Tony Silva, a sergeant with the Gresham Police Department in Oregon, was a deputy sheriff with the Santa Clara County Sheriff's Department when Nicky was shot. He testified last Wednesday that Buddy Nickerson told him that he had better take care of the situation or he would handle it himself and gave Silva 30 days.

The shootings took place 30 days later.

Only one witness has testified that he may have seen Nickerson running from the scene of the crime, but that witness has since said he feels he was pressured into saying it was Nickerson by two sheriff's deputies, Jerry Hall and Brian Beck. Both men, whom a judge determined had lied under oath--causing a mistrial to be declared--are now captains with the Santa Clara County Sheriff's Department.

One key witness who has yet to be called is Michael Osorio, the only survivor from the night of the murders. Osorio was Evans' long-time friend, and both the prosecution and defense said he will testify that Evans was in the process of moving out of the neighborhood. Osorio had told Evans that dealing drugs would get him in trouble and that if he ever cut off his buyers, there would be a violent retaliation.

A Sacramento resident, Osorio is also expected to testify that he heard King address one of the masked intruders as "Buddy," asking him to loosen the cuffs, and that he then saw a very large person hit King over the head with a gun, Luft said.

Nickerson's lawyers have argued about whether King was actually addressing Buddy, or if he was using the ambiguous term "buddy" because he didn't know the person's name.

Osorio was shot in the back of the head, but somehow managed to survive. Photos shown to the jury during Luft's opening statement showed blood-smeared walls, mostly in the kitchen, where Osorio tried to push himself into a standing position.

Jurors also saw photos of Evans' body, with bullet holes in the rear left shoulder, through a tattoo on his arm and a gaping hole in his head. They were also shown a photo of Evans lying dead on his front porch, slumped against the wall and laying in a pool of blood.

Bloody dog prints are spotted around the body because a pit bull puppy Osorio had brought to the house that evening managed to get outside after the shootings took place.

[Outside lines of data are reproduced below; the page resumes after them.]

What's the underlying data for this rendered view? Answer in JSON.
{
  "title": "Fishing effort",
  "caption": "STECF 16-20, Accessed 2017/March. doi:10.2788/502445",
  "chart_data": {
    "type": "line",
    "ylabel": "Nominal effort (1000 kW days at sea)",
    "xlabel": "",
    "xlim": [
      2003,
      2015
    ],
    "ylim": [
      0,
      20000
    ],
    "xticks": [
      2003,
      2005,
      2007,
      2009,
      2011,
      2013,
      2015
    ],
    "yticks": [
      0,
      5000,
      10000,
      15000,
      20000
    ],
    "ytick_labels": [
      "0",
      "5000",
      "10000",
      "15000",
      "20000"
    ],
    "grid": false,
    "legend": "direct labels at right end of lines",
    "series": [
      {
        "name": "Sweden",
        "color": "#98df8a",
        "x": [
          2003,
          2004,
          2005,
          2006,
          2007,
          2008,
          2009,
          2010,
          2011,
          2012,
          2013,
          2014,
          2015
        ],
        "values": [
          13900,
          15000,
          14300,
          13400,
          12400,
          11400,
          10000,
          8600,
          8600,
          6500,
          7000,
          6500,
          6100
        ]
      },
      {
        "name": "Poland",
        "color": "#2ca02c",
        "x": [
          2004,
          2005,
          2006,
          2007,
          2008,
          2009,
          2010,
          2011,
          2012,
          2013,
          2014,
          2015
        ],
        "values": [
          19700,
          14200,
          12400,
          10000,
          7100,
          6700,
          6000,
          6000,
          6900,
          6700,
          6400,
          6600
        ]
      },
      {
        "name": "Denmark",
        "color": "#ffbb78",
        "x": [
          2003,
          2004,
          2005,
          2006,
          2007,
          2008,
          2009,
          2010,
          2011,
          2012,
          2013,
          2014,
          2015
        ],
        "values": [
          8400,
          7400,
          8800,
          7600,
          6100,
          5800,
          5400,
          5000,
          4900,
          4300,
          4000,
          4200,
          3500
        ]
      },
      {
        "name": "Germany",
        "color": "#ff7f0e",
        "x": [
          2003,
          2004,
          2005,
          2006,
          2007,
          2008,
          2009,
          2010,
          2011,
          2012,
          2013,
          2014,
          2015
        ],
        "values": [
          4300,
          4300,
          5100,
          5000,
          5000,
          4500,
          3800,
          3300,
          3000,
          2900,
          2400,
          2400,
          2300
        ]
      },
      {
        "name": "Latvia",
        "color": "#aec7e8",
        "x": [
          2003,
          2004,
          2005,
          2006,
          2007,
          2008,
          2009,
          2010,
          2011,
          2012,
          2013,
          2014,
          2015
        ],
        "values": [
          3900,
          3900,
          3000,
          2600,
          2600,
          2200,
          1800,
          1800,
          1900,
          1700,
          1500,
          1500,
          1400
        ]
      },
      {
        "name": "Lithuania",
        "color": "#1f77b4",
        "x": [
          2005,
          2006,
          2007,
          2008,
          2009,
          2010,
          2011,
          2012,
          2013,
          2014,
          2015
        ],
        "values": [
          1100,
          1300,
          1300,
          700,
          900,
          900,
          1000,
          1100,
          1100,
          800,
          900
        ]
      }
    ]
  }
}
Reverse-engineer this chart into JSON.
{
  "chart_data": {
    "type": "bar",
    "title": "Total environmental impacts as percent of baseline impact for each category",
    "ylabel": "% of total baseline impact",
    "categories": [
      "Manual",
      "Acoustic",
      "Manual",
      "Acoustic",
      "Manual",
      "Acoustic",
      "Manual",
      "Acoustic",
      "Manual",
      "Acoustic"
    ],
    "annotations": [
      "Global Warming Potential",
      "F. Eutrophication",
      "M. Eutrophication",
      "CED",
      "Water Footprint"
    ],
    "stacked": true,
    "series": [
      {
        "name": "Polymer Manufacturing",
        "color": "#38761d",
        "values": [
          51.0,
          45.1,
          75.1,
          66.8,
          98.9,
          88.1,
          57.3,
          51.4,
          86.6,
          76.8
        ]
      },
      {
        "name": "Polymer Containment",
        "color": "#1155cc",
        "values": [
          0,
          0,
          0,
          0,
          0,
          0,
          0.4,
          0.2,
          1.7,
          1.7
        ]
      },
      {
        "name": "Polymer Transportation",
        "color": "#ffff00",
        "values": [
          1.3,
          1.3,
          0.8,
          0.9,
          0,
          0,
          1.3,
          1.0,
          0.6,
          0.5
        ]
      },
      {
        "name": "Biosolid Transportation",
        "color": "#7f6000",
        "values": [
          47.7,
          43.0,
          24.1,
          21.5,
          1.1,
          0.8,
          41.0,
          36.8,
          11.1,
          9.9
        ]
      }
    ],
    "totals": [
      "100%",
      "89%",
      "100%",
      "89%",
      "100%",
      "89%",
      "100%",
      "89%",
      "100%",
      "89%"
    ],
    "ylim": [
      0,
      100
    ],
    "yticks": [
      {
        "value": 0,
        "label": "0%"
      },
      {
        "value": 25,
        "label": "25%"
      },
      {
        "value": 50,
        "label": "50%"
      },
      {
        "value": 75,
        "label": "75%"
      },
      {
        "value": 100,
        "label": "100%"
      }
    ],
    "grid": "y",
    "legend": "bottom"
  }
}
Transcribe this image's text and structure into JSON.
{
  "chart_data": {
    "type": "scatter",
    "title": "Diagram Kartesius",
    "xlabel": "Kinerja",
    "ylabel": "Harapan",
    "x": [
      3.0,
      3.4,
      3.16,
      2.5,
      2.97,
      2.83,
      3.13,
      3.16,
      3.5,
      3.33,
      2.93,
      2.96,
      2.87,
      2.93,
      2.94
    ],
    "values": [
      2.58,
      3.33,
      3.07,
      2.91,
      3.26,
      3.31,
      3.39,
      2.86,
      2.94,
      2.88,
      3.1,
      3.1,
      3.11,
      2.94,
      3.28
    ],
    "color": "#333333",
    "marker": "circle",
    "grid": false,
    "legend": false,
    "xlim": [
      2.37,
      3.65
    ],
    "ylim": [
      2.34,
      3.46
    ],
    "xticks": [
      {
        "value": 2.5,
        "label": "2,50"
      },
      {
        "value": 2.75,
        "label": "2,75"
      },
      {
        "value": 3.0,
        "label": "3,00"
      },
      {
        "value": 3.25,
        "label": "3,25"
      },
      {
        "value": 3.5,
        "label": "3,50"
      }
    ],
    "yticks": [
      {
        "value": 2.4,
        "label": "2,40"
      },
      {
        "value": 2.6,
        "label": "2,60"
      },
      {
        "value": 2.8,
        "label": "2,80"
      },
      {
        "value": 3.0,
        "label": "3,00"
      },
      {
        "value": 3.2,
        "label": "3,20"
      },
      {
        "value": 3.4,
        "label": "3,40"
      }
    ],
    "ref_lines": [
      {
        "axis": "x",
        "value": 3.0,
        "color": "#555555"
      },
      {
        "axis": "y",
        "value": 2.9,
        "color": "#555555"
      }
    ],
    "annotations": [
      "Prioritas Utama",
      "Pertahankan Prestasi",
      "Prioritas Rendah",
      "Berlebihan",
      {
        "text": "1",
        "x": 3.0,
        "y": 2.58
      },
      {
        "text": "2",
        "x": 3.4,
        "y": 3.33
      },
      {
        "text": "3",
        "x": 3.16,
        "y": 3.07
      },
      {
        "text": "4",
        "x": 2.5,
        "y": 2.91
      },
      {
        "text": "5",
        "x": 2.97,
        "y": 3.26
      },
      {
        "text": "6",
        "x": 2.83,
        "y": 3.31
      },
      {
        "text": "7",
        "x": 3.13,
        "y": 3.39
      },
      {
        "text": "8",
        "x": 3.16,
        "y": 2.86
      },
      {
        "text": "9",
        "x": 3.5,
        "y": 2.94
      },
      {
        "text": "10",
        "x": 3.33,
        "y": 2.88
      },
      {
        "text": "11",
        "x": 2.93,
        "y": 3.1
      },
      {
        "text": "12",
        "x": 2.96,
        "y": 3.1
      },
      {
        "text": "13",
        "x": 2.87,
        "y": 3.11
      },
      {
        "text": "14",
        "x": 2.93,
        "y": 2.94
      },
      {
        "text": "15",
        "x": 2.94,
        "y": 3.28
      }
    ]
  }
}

Jurors saw a photo of Brett Wofford, who served time for supplying handcuffs that were used to cuff Osorio and King. They also saw a photo of Dennis Hamilton, who was about 15 years older than his cohorts and is serving time for his involvement in the murders. Hamilton's ex-wife, Norma Goytia, is expected to testify that he took her gun and left it at the scene of the crime. Luft said Goytia will testify that Hamilton told her to call the police and tell them her home had been ransacked, which he'd done earlier that evening.

The trigger man, Murray Lodge, was not shown to the jurors. Payne told jurors that Evans once told her that Lodge was the craziest person he'd ever met and that he'd rather have him as a friend than an enemy.

Luft said that not long after the shootings, Lodge kicked down the door of a house in a remote area of the Los Gatos Hills and pointed two steel revolvers at the woman who lived there. She was a retired schoolteacher and Lodge demanded she give him food and clothing, and then he stole her car. Luft said the woman, now deceased, testified that Lodge told her if the police ever found him, there would be a shoot-out and bragged about his participation in the crime.

The prosecution may decide to call Jahn's ex-wife, Kimberlee, to testify as well. Ray Medved, an investigator with the district attorney's office, interviewed Kimberlee as recently as July 24, and she allegedly told him Jahn had admitted to being at the scene of the crime Sept. 15. This information was not mentioned in either attorney's opening statement.